Andrew Weiss, a former senior Russia policy adviser at the Clinton White House and State Department, said investigators are understandably suspicious about the European meetings given past Kremlin practice.
That’s especially true when Trump associates “have meetings in third countries in a way that seems deliberately intended to make discovery more difficult," said Weiss, now at the Carnegie Endowment for International Peace.
“The pattern of attempts to either not disclose such contacts or to misreport the substance of them is well established,” Weiss added.
Even if their intentions were innocent, Trump associates might have served Russian interests by creating a pattern of secret dealings that could be used to blackmail them, Weiss said.
Budapest was a central topic during Page’s seven-hour grilling by the House Intelligence Committee on Nov. 2.
At first, Page said he mainly remembered his four-day weekend for a trip down the Danube and the jazz club visit.
But under aggressive questioning by Rep. Adam Schiff (D-Calif.), a former prosecutor like Swalwell, Page conceded that he met with Hungary’s then-ambassador to the U.S., Réka Szemerkényi, to follow up on a conversation they had at the Republican National Convention in Cleveland in July.
Hungarian press has
reported that Page did, in fact, meet with senior advisers to Orban, including his U.S. affairs adviser Jenő Megyesy.
J.D. Gordon, who supervised Page and Papadopoulos as director of the National Security Advisory Committee, told the Hungarian newspaper Mandiner that he also visited Hungary in 2016 to speak at a think tank with ties to the Orban government.

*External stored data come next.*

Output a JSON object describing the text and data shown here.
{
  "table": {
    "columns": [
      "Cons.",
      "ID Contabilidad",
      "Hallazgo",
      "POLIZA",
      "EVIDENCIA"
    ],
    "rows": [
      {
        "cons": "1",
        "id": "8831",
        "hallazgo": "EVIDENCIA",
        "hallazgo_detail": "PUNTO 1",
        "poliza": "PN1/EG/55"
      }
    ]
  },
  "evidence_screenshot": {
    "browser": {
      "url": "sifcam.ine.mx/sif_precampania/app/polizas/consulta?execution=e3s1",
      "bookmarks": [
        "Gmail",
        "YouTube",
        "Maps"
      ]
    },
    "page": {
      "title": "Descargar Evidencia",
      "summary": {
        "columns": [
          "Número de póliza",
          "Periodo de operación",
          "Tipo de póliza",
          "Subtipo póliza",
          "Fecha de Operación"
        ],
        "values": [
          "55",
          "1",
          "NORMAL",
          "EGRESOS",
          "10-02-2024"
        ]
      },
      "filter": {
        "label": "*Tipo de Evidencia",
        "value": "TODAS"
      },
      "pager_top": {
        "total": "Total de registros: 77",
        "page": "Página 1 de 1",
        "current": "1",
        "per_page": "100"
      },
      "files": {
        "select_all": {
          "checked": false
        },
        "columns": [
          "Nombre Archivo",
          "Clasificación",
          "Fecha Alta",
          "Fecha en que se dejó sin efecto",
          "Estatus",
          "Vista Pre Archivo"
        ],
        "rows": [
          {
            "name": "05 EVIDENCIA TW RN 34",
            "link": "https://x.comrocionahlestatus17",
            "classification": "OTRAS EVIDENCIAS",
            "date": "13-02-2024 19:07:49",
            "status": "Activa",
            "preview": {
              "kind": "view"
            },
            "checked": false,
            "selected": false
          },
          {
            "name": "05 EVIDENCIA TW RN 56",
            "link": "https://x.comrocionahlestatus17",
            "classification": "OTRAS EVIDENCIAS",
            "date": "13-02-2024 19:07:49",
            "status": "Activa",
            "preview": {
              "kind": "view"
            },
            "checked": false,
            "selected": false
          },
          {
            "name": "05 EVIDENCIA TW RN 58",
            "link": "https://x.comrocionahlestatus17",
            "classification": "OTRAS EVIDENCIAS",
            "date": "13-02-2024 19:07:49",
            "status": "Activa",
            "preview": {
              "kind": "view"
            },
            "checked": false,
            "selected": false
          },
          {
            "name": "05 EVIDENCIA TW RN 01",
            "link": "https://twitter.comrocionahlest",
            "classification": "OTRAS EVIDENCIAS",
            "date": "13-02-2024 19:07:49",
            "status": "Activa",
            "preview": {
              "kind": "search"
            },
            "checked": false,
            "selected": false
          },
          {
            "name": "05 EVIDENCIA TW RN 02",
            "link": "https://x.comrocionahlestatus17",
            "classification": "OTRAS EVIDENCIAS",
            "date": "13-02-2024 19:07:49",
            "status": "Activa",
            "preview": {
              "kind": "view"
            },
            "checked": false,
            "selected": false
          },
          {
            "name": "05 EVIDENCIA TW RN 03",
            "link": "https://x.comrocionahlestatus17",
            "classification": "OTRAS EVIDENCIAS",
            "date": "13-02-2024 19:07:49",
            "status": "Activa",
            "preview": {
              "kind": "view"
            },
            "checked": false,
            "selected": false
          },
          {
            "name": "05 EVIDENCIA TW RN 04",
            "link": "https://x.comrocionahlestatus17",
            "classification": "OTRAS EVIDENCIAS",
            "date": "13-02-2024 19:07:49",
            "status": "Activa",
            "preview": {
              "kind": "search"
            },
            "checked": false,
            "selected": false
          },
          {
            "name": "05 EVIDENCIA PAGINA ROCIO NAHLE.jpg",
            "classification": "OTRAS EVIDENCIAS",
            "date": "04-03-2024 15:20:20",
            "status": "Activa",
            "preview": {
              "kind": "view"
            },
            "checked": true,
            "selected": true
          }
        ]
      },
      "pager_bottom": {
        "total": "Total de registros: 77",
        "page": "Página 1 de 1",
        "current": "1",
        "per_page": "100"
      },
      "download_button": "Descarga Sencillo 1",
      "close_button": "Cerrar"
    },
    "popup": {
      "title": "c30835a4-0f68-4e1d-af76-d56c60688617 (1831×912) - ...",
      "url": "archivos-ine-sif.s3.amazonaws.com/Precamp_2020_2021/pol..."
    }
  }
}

Gordon denied any wrongdoing and had no further comment.
During Page’s appearance before the House Intelligence Committee last month, Schiff’s questions suggested interest in other as-yet-undisclosed trips to Budapest by Trump associates.
Schiff asked Page whether any of the officials he met with in Budapest indicated “to you that anyone else from the Trump campaign had been in Budapest that year?”
At first, Page said no.
Then, he conceded, Szemerkényi “may have mentioned someone else passing through.”